Il Sian, ovvero il sistema informatico del Ministero dell’Agricoltura, è sotto la lente d’ingrandimento della Procura della Repubblica di Roma. Trattasi di sistema fallace, difettoso e mal funzionante, oggetto – negli ultimi quattro anni – di molteplici perizie, dossier e analisi che ne hanno evidenziato l’ inadeguatezza. Il problema potrebbe sembrare un classico problema della malaburocrazia italiana, se non fosse che questo Sian è arrivato a costare 780 milioni di euro al contribuente italiano. Non bastasse questo, nelle settimane scorse – sotto il rumore provocato dallo scandalo De Girolamo – il contratto di appalto è stato rimpinguato di ulteriori 90 milioni di euro per il triennio 2014-2016.
Il Sian eroga un totale di 7 miliardi all’anno di fondi europei, ma in modo errato o molto poco trasparente.
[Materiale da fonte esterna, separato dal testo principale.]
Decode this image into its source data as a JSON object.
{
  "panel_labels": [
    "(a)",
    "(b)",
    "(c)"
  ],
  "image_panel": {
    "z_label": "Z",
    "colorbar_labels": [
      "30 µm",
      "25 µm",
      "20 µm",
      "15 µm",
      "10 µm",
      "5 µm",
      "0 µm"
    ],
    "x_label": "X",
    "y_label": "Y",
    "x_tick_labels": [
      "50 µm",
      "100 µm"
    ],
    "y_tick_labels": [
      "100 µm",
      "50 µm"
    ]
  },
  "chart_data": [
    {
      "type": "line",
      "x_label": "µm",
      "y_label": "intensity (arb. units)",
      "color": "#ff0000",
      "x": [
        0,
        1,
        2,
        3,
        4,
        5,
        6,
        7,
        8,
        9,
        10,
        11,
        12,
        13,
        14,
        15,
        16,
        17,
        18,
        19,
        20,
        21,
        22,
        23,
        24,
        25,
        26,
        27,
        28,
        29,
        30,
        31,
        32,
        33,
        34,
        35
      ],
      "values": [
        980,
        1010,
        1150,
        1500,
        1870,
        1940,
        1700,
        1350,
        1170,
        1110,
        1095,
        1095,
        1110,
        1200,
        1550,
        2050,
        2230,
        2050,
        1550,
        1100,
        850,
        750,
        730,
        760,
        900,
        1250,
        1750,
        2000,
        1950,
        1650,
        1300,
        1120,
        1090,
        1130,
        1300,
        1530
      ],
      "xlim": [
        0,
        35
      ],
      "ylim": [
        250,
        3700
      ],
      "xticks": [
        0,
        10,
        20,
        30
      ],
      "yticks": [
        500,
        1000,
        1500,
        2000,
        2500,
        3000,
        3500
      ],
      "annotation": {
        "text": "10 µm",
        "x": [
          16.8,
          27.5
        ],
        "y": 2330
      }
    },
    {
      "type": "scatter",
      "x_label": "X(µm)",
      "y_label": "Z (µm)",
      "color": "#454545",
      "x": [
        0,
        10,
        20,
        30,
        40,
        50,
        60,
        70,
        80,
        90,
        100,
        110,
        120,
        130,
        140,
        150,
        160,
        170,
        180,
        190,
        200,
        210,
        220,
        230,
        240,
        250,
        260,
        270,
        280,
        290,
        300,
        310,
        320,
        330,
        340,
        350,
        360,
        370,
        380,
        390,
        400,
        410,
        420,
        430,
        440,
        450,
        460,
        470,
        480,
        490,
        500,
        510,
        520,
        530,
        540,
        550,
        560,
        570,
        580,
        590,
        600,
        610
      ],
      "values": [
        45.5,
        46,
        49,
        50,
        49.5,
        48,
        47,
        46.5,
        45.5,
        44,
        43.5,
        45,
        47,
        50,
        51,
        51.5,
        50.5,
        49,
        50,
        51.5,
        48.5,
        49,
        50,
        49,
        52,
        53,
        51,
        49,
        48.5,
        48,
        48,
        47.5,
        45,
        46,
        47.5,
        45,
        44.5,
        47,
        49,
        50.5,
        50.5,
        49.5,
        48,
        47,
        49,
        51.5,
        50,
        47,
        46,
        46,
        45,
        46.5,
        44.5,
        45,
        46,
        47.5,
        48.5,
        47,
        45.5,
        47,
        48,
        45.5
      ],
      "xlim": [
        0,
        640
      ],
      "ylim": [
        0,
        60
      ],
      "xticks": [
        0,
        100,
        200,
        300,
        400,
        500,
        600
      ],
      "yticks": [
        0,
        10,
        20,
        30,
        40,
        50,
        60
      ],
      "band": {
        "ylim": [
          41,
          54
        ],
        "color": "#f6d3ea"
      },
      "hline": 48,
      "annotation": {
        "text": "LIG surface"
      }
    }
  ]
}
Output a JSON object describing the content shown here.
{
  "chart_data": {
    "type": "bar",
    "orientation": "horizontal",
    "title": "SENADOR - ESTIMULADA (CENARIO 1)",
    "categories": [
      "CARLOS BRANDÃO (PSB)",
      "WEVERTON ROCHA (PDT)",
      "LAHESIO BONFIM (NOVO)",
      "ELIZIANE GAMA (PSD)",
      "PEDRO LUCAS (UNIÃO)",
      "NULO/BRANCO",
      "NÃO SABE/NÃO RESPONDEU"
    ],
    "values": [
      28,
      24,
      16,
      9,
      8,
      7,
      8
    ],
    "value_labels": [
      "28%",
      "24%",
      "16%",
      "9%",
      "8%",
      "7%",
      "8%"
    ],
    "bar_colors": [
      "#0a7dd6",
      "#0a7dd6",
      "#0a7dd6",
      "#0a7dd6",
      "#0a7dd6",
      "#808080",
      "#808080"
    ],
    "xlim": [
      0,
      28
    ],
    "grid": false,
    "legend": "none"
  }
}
Secondo l’ultima perizia, ad esempio, le superfici dei terreni non coincidono con la realtà. Ciò porta contributi agli agricoltori, nonostante l’inserimento di dati non corretti, che in alcuni casi si discostano dalla realtà anche del 100%. Per non parlare delle irregolarità relative alle proprietà dei terreni agricoli: alcuni agricoltori si sono trovati, nell’arco di pochi minuti, ad essere proprietari di ben 23 terreni diversi.
Sono mesi che il Nucleo Speciale di Tutela Spesa Pubblica indaga sul caso, nulla è ancora trapelato, ma sembra che i contributi erogati a falsi agricoltori siano svariati milioni. Tra i beneficiari vi sarebbero anche prestanome di clan mafiosi, e tra i contributi sospetto vi sarebbe anche un contributo da 50 milioni finito nel nulla.